Wednesday, April 09, 2008

Northern Exposure

Most guys who enter medical school have a specific goal in their minds - whether for the glam ( HA! ), the gals ( Huh? ) or the inexplicable philanthrophic thrill that comes from giving back to the community.

Frankly I find the last bit the most difficult to comprehend. :)

A few of my classmates way back in medical school used to have secret fantasies of serving the community by setting up shop in the nondescript little villages that dot the country. Hang that shingle over a small clinic out there in the outskirts! No doubt dreaming of kindly villagers marching up from their humble mountainous abodes to their rural clinics with their coughs and colds, vegetables and poultry in hand as token of gratitude. A basic day to day job playing the country physician - tending to simple common illnesses, the occasional uncomplicated delivery, paying the rare house call.

Barring the odd emergency, the simple life really.

Certainly something to aspire to. I'll admit even I was once swayed by such rural dreams.

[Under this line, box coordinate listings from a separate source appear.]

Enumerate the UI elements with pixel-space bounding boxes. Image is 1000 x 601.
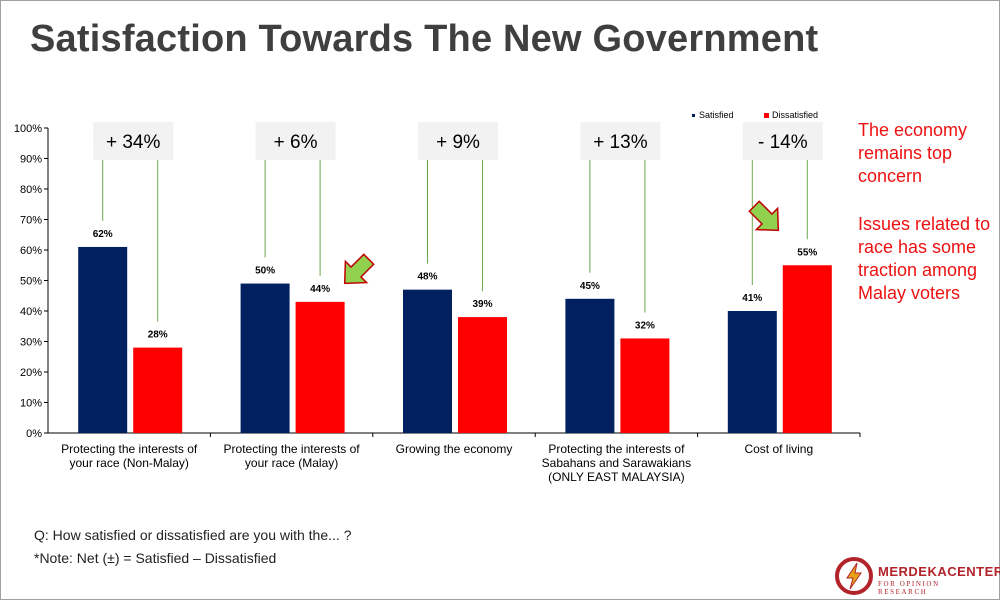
net-label-box <box>93 122 174 160</box>
merdeka-center-logo: MERDEKACENTER FOR OPINION RESEARCH <box>834 556 1000 596</box>
highlight-arrow-icon <box>748 200 780 232</box>
data-label-satisfied: 48% <box>417 272 437 283</box>
category-label: Sabahans and Sarawakians <box>542 456 691 470</box>
category-label: your race (Non-Malay) <box>70 456 189 470</box>
data-label-satisfied: 41% <box>742 293 762 304</box>
category-label: Protecting the interests of <box>224 442 361 456</box>
data-label-satisfied: 62% <box>93 229 113 240</box>
y-tick-label: 90% <box>20 154 42 166</box>
y-tick-label: 80% <box>20 184 42 196</box>
data-label-satisfied: 45% <box>580 281 600 292</box>
data-label-dissatisfied: 55% <box>797 247 817 258</box>
category-label: Cost of living <box>744 442 813 456</box>
bar-dissatisfied <box>133 347 183 433</box>
page-title: Satisfaction Towards The New Government <box>30 18 819 60</box>
bar-satisfied <box>727 311 777 433</box>
y-tick-label: 20% <box>20 367 42 379</box>
legend-label-satisfied: Satisfied <box>699 110 734 120</box>
net-label: + 34% <box>106 132 161 153</box>
net-label-box <box>580 122 661 160</box>
side-note-race: Issues related to race has some traction… <box>858 214 991 303</box>
y-tick-label: 0% <box>26 428 42 440</box>
net-label: + 13% <box>593 132 648 153</box>
logo-emblem-icon <box>835 557 873 595</box>
y-tick-label: 100% <box>14 123 42 135</box>
y-tick-label: 70% <box>20 215 42 227</box>
bar-dissatisfied <box>620 338 670 433</box>
category-label: Protecting the interests of <box>61 442 198 456</box>
legend-swatch-satisfied <box>692 114 695 117</box>
bar-satisfied <box>403 289 452 433</box>
data-label-dissatisfied: 39% <box>472 299 492 310</box>
legend-label-dissatisfied: Dissatisfied <box>772 110 818 120</box>
footnote: *Note: Net (±) = Satisfied – Dissatisfie… <box>34 550 277 566</box>
net-label: - 14% <box>758 132 808 153</box>
data-label-dissatisfied: 28% <box>148 330 168 341</box>
category-label: your race (Malay) <box>245 456 338 470</box>
y-tick-label: 30% <box>20 337 42 349</box>
category-label: Protecting the interests of <box>548 442 685 456</box>
y-tick-label: 40% <box>20 306 42 318</box>
net-label-box <box>742 122 823 160</box>
net-label: + 9% <box>436 132 480 153</box>
y-tick-label: 60% <box>20 245 42 257</box>
category-label: (ONLY EAST MALAYSIA) <box>548 470 685 484</box>
logo-subtitle: FOR OPINION RESEARCH <box>878 580 940 596</box>
bar-dissatisfied <box>295 301 345 433</box>
net-label-box <box>255 122 336 160</box>
data-label-dissatisfied: 32% <box>635 320 655 331</box>
legend-swatch-dissatisfied <box>764 113 769 118</box>
net-label: + 6% <box>274 132 318 153</box>
bar-dissatisfied <box>782 265 832 433</box>
logo-name: MERDEKACENTER <box>878 564 1000 579</box>
y-tick-label: 10% <box>20 398 42 410</box>
data-label-satisfied: 50% <box>255 266 275 277</box>
side-note-economy: The economy remains top concern <box>858 120 968 186</box>
survey-question: Q: How satisfied or dissatisfied are you… <box>34 527 352 543</box>
category-label: Growing the economy <box>396 442 513 456</box>
data-label-dissatisfied: 44% <box>310 284 330 295</box>
arrow-shape <box>343 253 375 285</box>
bar-dissatisfied <box>458 317 507 433</box>
y-tick-label: 50% <box>20 276 42 288</box>
bar-satisfied <box>565 298 615 433</box>
highlight-arrow-icon <box>343 253 375 285</box>
net-label-box <box>418 122 498 160</box>
arrow-shape <box>748 200 780 232</box>
bar-satisfied <box>240 283 290 433</box>
bar-satisfied <box>78 246 128 433</box>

Of course I came down from that idealistic cloud fast enough. Even way back then I knew a dedicated urbanite like me wouldn't have lasted a month out there in the boonies without going stir-crazy. Probably run amuck with a swinging stethoscope through that rustic one-horse town after several weeks of sylvan contentment. Just one week of shopping at the same limited general store for produce would already drive me batty.

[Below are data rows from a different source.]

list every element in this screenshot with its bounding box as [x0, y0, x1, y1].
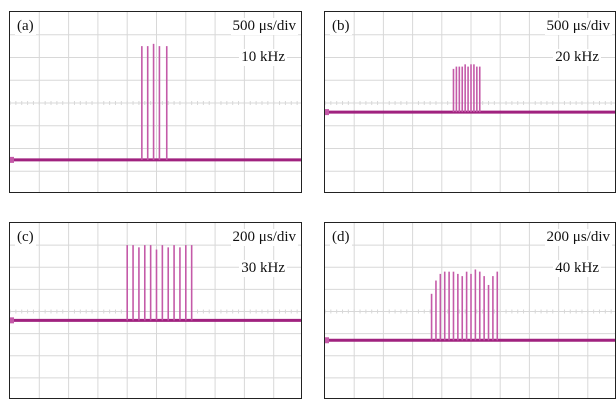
- scope-panel-a: (a) 500 μs/div 10 kHz: [9, 11, 302, 193]
- scope-panel-c: (c) 200 μs/div 30 kHz: [9, 222, 302, 399]
- frequency-label-b: 20 kHz: [553, 49, 601, 66]
- panel-label-b: (b): [330, 18, 352, 35]
- plot-area-c: [10, 223, 301, 398]
- plot-area-b: [325, 12, 615, 192]
- timebase-label-c: 200 μs/div: [230, 229, 298, 246]
- frequency-label-c: 30 kHz: [239, 260, 287, 277]
- timebase-label-a: 500 μs/div: [230, 18, 298, 35]
- frequency-label-d: 40 kHz: [553, 260, 601, 277]
- scope-panel-d: (d) 200 μs/div 40 kHz: [324, 222, 616, 399]
- panel-label-d: (d): [330, 229, 352, 246]
- timebase-label-d: 200 μs/div: [544, 229, 612, 246]
- plot-area-d: [325, 223, 615, 398]
- plot-area-a: [10, 12, 301, 192]
- ground-marker: [10, 156, 14, 163]
- ground-marker: [325, 337, 329, 344]
- ground-marker: [10, 317, 14, 324]
- scope-panel-b: (b) 500 μs/div 20 kHz: [324, 11, 616, 193]
- ground-marker: [325, 109, 329, 116]
- frequency-label-a: 10 kHz: [239, 49, 287, 66]
- panel-label-a: (a): [15, 18, 36, 35]
- timebase-label-b: 500 μs/div: [544, 18, 612, 35]
- panel-label-c: (c): [15, 229, 36, 246]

Paul : Could I have Super Noodles instead of my usual Boring Noodles?
Shopkeeper : We don't have that.
Paul : Do you have Semi Superior Noodles then?
Shopkeeper : We don't have that.
Paul : How about Inferior Noodles?
Shopkeeper : No, we only stock Boring Noodles.
Paul : I have been eating Boring Noodles for a year. When can I get Super Noodles?
Shopkeeper : For that, sir, you have to wait for the high tide. Then you gotta take the river down to the next village, stay a night, then take the weekly bus down to the bigger village. There's a store there that sometimes takes a few packets of Super Noodles.
Paul : Is that so?
Shopkeeper : But it might be closed on that day so you have to wait.
Paul : Hmm.
Shopkeeper : OMG. Sir! What are you doing?
Paul : I am strangling you with the boring noodle, what does it look like?

See. I shouldn't be sentenced to the rural counties.

And I'll have to admit I get severe withdrawal symptoms when I'm away from the noxious smell of exhaust.

Jungle Boy
Life in the jungle...

Turns out I'm not the only one as Dr Joel Fleischmann finds himself in similar straits, having to serve his contract after medical school in Alaska. Never actually tuned in to Northern Exposure since I was still stuck in the hell-hole called medical school back when it was airing. Much too busy cramming notes in the late evenings - and calling home to gripe about classes - to run down to the rec room.

And anyways in a boys' dorm, they were usually tuned in to dull sports.

Doubt they would have been interested in a quicky, witty drama about a transplanted Jewish physician from New York finds himself slowly getting to love the small town of Cicely, Alaska - and its quirky, lovable inhabitants. The sort of communal village where one person's laryngitis can fuel endless talk for a week. And the arrival of a moose in town is reason for celebration.

Just a typical fish-out-of-water story set in the frozen reaches of the North.


Worth catching up with, don't you think?

5 comments:

Ganymede said...

What if the village is filled with hotties?

Anonymous said...

i can answer that. extremely unlikely. ur in a 'village' too aren't u queer ranter ?

William said...

The Village People?

Unknown said...

I loved this show!

I.

savante said...

Would that be Provincetown, queer rant? :P

And yeah, anon, he is in a village!

But I doubt they dub themselves the Village People, william.

Finally, someone who watches the series as well! I love it, ivan! Trying to catch up now.